The latest housing finance statistics are further evidence that Australia’s housing market is approaching a peak.

"After an extended period of very strong growth in home loans over the last few years, particularly in Sydney and Melbourne, the latest housing finance statistics for October show a 0.2 per cent drop against the September data in seasonally adjusted terms,” Matthew Pollock, Master Builders Australia’s National Manager Housing said. 

“The number of transactions slipped for a second consecutive quarter, with reports by industry that limited stock for sale may be pushing up sales prices. There are more buyers in the market than sellers, with Australia overall still suffering from a housing shortage upwards of 80,000 dwellings in 2016,” he said.   

“Investor loans edged up slightly by 0.7 per cent on the September data, with measures put in place by the Australian Prudential Regulatory Authority (APRA) to tighten the lending criteria on interest only mortgage loans, and to cap property lending growth at 10 per cent, curtailing the more speculative elements of investor demand,” Matthew Pollock said.
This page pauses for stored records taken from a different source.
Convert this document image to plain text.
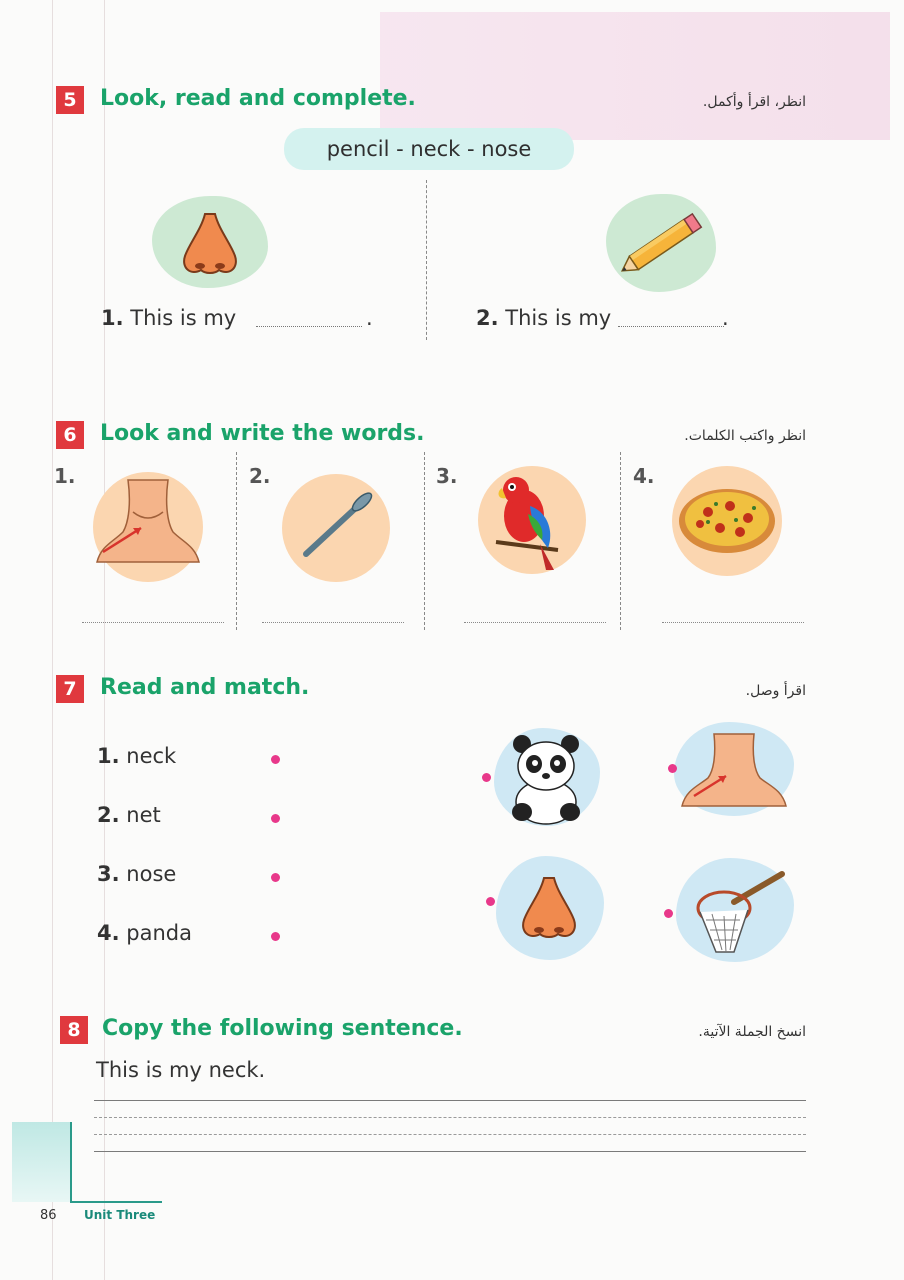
5	Look, read and complete.	انظر، اقرأ وأكمل.
pencil - neck - nose
1. This is my	.	2. This is my	.
6	Look and write the words.	انظر واكتب الكلمات.
1.	2.	3.	4.
7	Read and match.	اقرأ وصل.
1. neck
2. net
3. nose
4. panda
8 Copy the following sentence.	انسخ الجملة الآتية.
This is my neck.
86 Unit Three
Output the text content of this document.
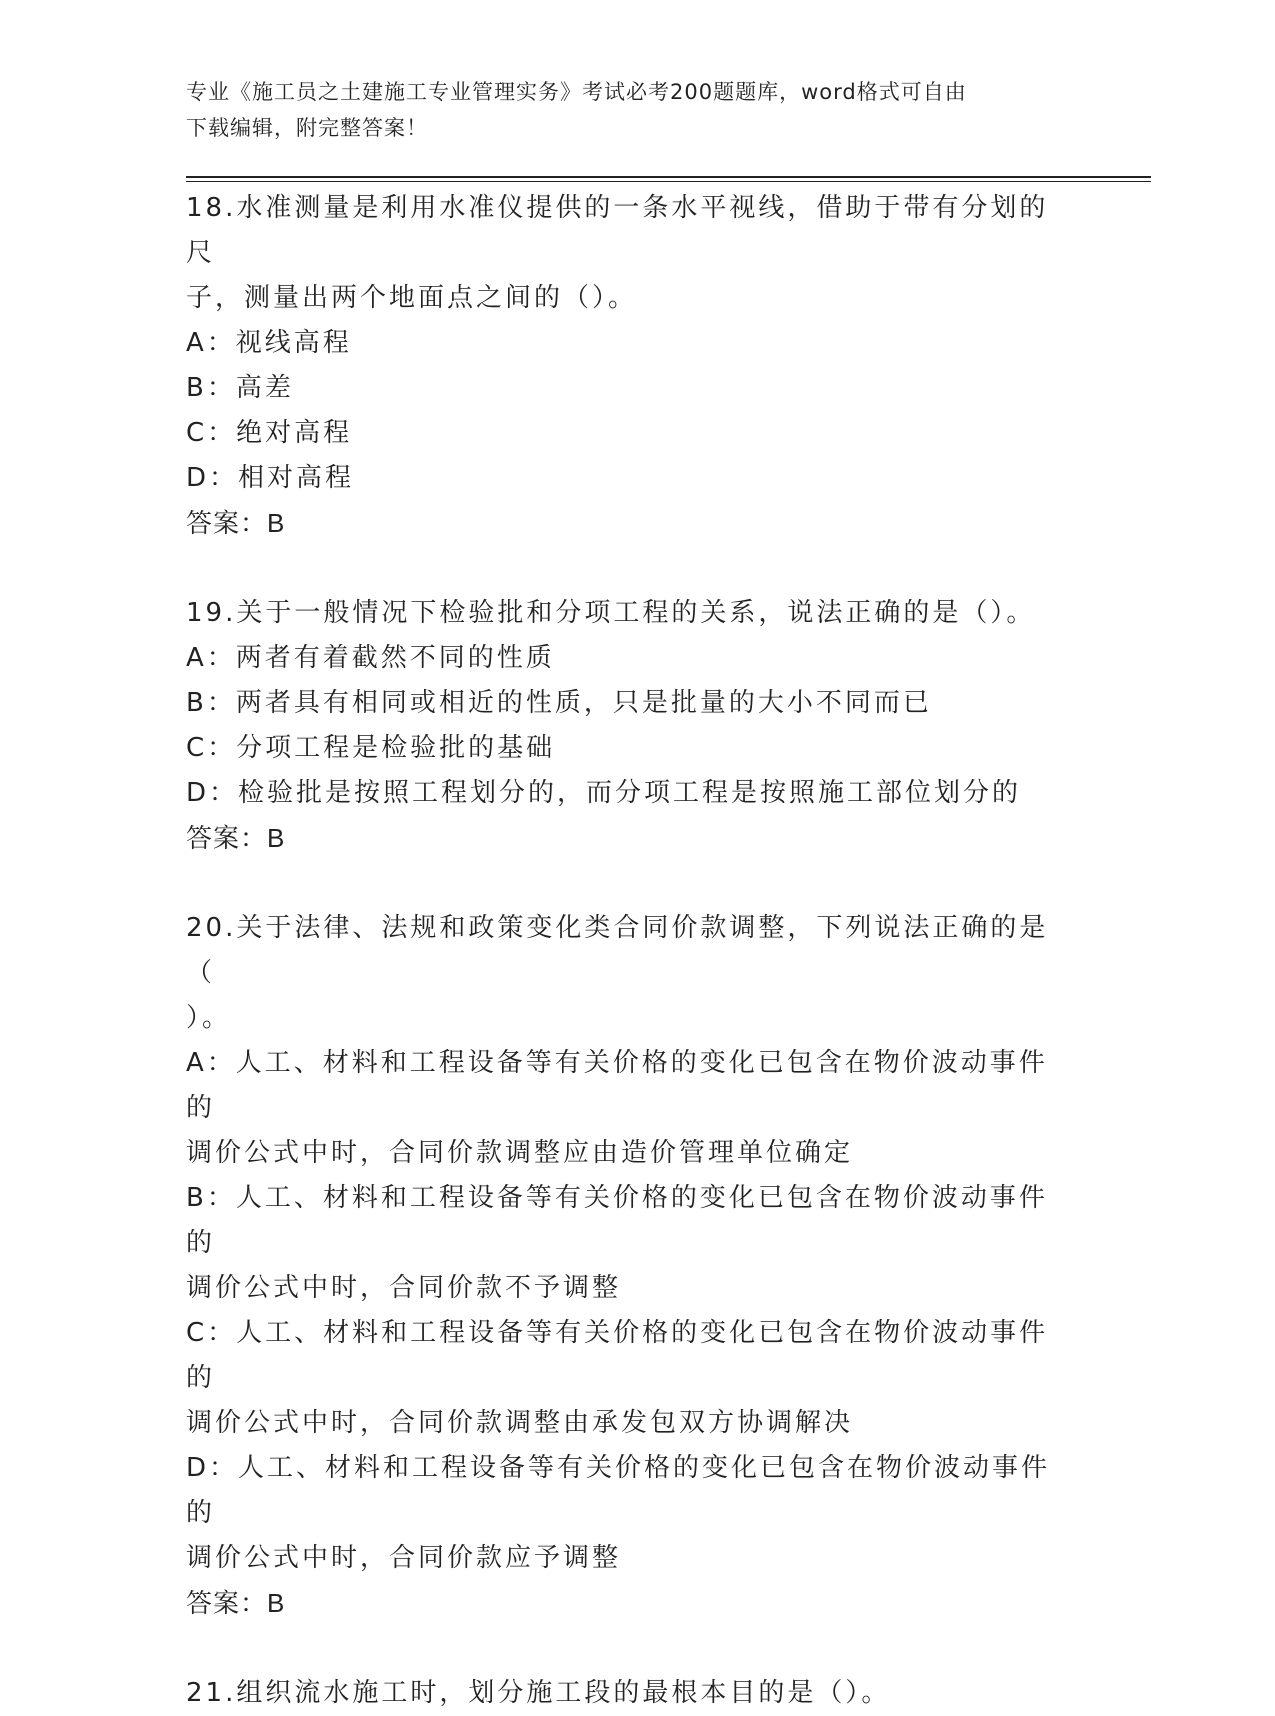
专业《施工员之土建施工专业管理实务》考试必考200题题库，word格式可自由
下载编辑，附完整答案！
18.水准测量是利用水准仪提供的一条水平视线，借助于带有分划的尺
子，测量出两个地面点之间的（）。
A：视线高程
B：高差
C：绝对高程
D：相对高程
答案：B
19.关于一般情况下检验批和分项工程的关系，说法正确的是（）。
A：两者有着截然不同的性质
B：两者具有相同或相近的性质，只是批量的大小不同而已
C：分项工程是检验批的基础
D：检验批是按照工程划分的，而分项工程是按照施工部位划分的
答案：B
20.关于法律、法规和政策变化类合同价款调整，下列说法正确的是（
）。
A：人工、材料和工程设备等有关价格的变化已包含在物价波动事件的
调价公式中时，合同价款调整应由造价管理单位确定
B：人工、材料和工程设备等有关价格的变化已包含在物价波动事件的
调价公式中时，合同价款不予调整
C：人工、材料和工程设备等有关价格的变化已包含在物价波动事件的
调价公式中时，合同价款调整由承发包双方协调解决
D：人工、材料和工程设备等有关价格的变化已包含在物价波动事件的
调价公式中时，合同价款应予调整
答案：B
21.组织流水施工时，划分施工段的最根本目的是（）。
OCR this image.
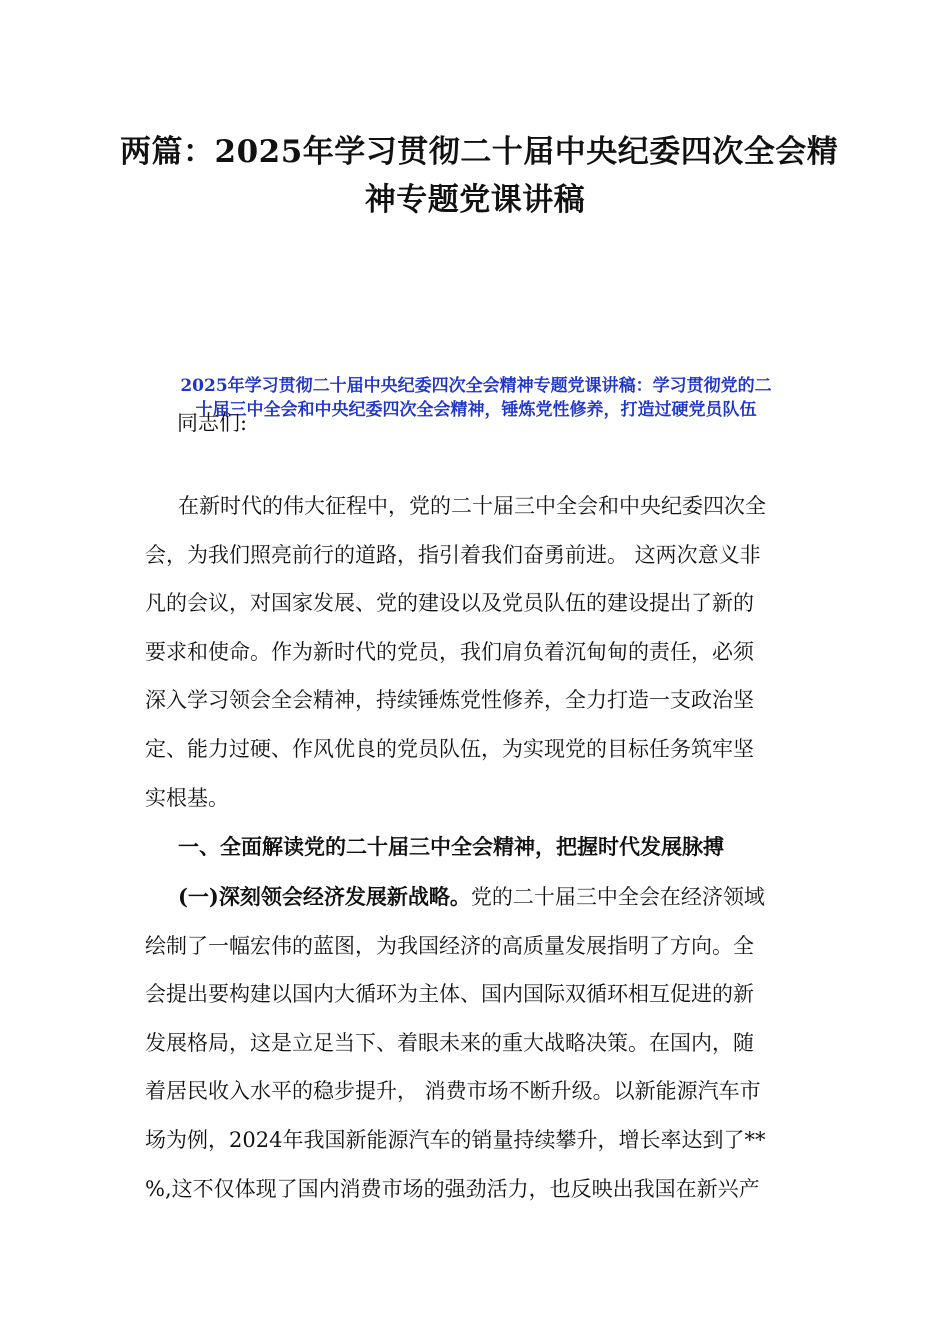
两篇：2025年学习贯彻二十届中央纪委四次全会精
神专题党课讲稿
2025年学习贯彻二十届中央纪委四次全会精神专题党课讲稿：学习贯彻党的二
十届三中全会和中央纪委四次全会精神，锤炼党性修养，打造过硬党员队伍
同志们:
在新时代的伟大征程中，党的二十届三中全会和中央纪委四次全
会，为我们照亮前行的道路，指引着我们奋勇前进。 这两次意义非
凡的会议，对国家发展、党的建设以及党员队伍的建设提出了新的
要求和使命。作为新时代的党员，我们肩负着沉甸甸的责任，必须
深入学习领会全会精神，持续锤炼党性修养，全力打造一支政治坚
定、能力过硬、作风优良的党员队伍，为实现党的目标任务筑牢坚
实根基。
一、全面解读党的二十届三中全会精神，把握时代发展脉搏
(一)深刻领会经济发展新战略。党的二十届三中全会在经济领域
绘制了一幅宏伟的蓝图，为我国经济的高质量发展指明了方向。全
会提出要构建以国内大循环为主体、国内国际双循环相互促进的新
发展格局，这是立足当下、着眼未来的重大战略决策。在国内，随
着居民收入水平的稳步提升， 消费市场不断升级。以新能源汽车市
场为例，2024年我国新能源汽车的销量持续攀升，增长率达到了**
%,这不仅体现了国内消费市场的强劲活力，也反映出我国在新兴产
“Owner occupied housing loans fell slightly by 0.8 per cent over the month, in terms of the number of dwellings and in total loan values,” he said. 

“Housing building approvals tend to follow the housing finance statistics, leading to an expectation for a further contraction in the building approvals data in December,” Mr Pollock said.

“The latest National Accounts data demonstrates the important role housing investment has played in driving economic growth in Australia, accounting for approximately 20 per cent of GDP growth over the past 12 months,” he said.

“Master Builders National Survey of Building and Construction indicates a strong pipeline of work for home builders in most parts of the country, so we expect dwelling investment to have a bounce in the December quarter statistics,” Mr Pollock said.

“Looking into next year, there is a risk that the current weakness in housing finance and building approvals will feed into slower new home completions. If that happens there is a high risk that the supply of new homes once again falling short of demand and the associated upward pressure on future house prices. It would also be removing a key growth driver of the economy,” he said.

“This latest data highlights the urgent need for the State/Territory Premiers to make a firm commitment for all levels of government to work together to remove the structural impediments to the supply of new homes at today’s COAG meeting in Canberra,” Matthew Pollock said.